A partir de 1798 (cinquième édition du Dictionnaire de l’Académie française), deux sens sont distingués : un usage social et un usage religieux. C’est une "pièce de toile ou d’étoffe destinée à cacher quelque chose" ("voile de mousseline, de gaze, de tulle, de dentelle") et la "couverture de tête que portent les religieuses". Les Académiciens, dans les sixième et huitième éditions de leur Dictionnaire, illustrent l’usage social du voile par l’exemple des veuves, mais aussi par celui des femmes en Orient ou en Turquie : "les femmes, en Turquie, ne sortaient pas qu’elles ne fussent couvertes d’un voile".

 

La modernité se voue à la transparence. Rien n’est caché, rien ne doit rester secret, tout doit être dévoilé. Or, jamais les emplois de voile, au sens de "pièce d’étoffe" qui recouvre ou masque ou dissimule, n’ont été aussi nombreux que dans la langue moderne. Les auteurs du Trésor de la Langue française (1972-94) en relèvent neuf, dont sept se rapportent à des personnes, alors que, trois siècles plus tôt, Nicot et les Académiciens en relevaient un ou deux. Une femme peut porter un voile lors de cérémonies, mariage ou communion. Ce peut être l’ornement d’un chapeau : en ce cas, le synonyme en est voilette. Ce peut être la pièce d’un vêtement religieux, dans la religion islamique ("pièce d’étoffe légère mais opaque que portent en public les femmes musulmanes" et "pièce d’étoffe qui recouvre la chevelure des femmes musulmanes"), dans la religion catholique ("pièce d’étoffe que les religieuses et les novices portent sur la tête et dont elles se couvrent parfois le visage"), la pièce d’un vêtement professionnel ("coiffure de tissu sous laquelle, dans certaines professions, les femmes enferment leurs cheveux par mesure d’hygiène"), par extension un "tissu très léger fait de laine, de coton, de soie, de fibres synthétiques, utilisé dans la confection de vêtements ou dans la fabrication de rideaux" et enfin, souvent au pluriel et d’un usage littéraire, le "vêtement léger qui recouvre le corps de la femme" (la "danse des sept voiles").

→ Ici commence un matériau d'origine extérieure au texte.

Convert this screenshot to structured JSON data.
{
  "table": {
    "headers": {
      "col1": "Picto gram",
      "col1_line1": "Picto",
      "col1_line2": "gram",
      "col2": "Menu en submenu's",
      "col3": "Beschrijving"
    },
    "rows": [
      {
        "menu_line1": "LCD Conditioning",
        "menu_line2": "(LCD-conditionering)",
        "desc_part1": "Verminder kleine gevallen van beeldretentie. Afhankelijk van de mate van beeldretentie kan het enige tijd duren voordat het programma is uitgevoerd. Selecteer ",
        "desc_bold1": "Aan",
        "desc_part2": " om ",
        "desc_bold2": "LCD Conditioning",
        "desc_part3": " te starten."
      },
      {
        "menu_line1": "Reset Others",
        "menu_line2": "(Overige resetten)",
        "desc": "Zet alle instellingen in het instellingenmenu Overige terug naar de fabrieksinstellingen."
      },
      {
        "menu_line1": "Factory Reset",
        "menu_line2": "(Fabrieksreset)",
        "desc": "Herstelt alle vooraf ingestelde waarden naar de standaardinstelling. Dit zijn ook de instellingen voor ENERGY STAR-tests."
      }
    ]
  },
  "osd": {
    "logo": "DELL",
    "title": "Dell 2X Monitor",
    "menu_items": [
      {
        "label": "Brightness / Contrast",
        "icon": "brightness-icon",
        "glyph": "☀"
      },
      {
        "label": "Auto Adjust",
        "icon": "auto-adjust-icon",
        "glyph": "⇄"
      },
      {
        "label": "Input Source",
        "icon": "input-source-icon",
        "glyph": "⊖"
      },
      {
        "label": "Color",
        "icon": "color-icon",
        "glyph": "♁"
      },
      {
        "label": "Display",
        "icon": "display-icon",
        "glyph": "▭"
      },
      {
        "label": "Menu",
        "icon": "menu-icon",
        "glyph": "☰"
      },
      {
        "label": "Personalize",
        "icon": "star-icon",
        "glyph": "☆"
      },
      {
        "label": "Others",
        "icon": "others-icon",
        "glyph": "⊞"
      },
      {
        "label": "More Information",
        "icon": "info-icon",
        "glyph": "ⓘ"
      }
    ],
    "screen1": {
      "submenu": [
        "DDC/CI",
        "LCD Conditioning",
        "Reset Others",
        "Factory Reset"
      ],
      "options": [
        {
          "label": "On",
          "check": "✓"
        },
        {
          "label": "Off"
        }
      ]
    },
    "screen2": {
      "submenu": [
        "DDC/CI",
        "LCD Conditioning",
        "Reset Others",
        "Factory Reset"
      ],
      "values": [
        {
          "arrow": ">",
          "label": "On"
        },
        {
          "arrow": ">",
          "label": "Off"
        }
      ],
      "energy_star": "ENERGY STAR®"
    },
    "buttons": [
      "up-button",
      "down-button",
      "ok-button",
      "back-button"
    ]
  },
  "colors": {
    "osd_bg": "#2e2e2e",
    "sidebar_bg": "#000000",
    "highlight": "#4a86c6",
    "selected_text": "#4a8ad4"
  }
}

Qu’ils soient modernes ou ringards, les lexicographes s’accordent à faire du voile une pièce du seul vêtement féminin. Le voile, nom msculin, est propre aux femmes. Seules les femmes doivent cacher une partie de ce qu’elles sont et se dissimuler. Il n’est pas exigé des hommes de porter un voile. Ce serait les humilier que de le faire, sauf si ce sont des truands ou des voyous en opération. Auquel cas, ils ne portent pas un voile, mais une cagoule ou un passe-montagne ou un masque.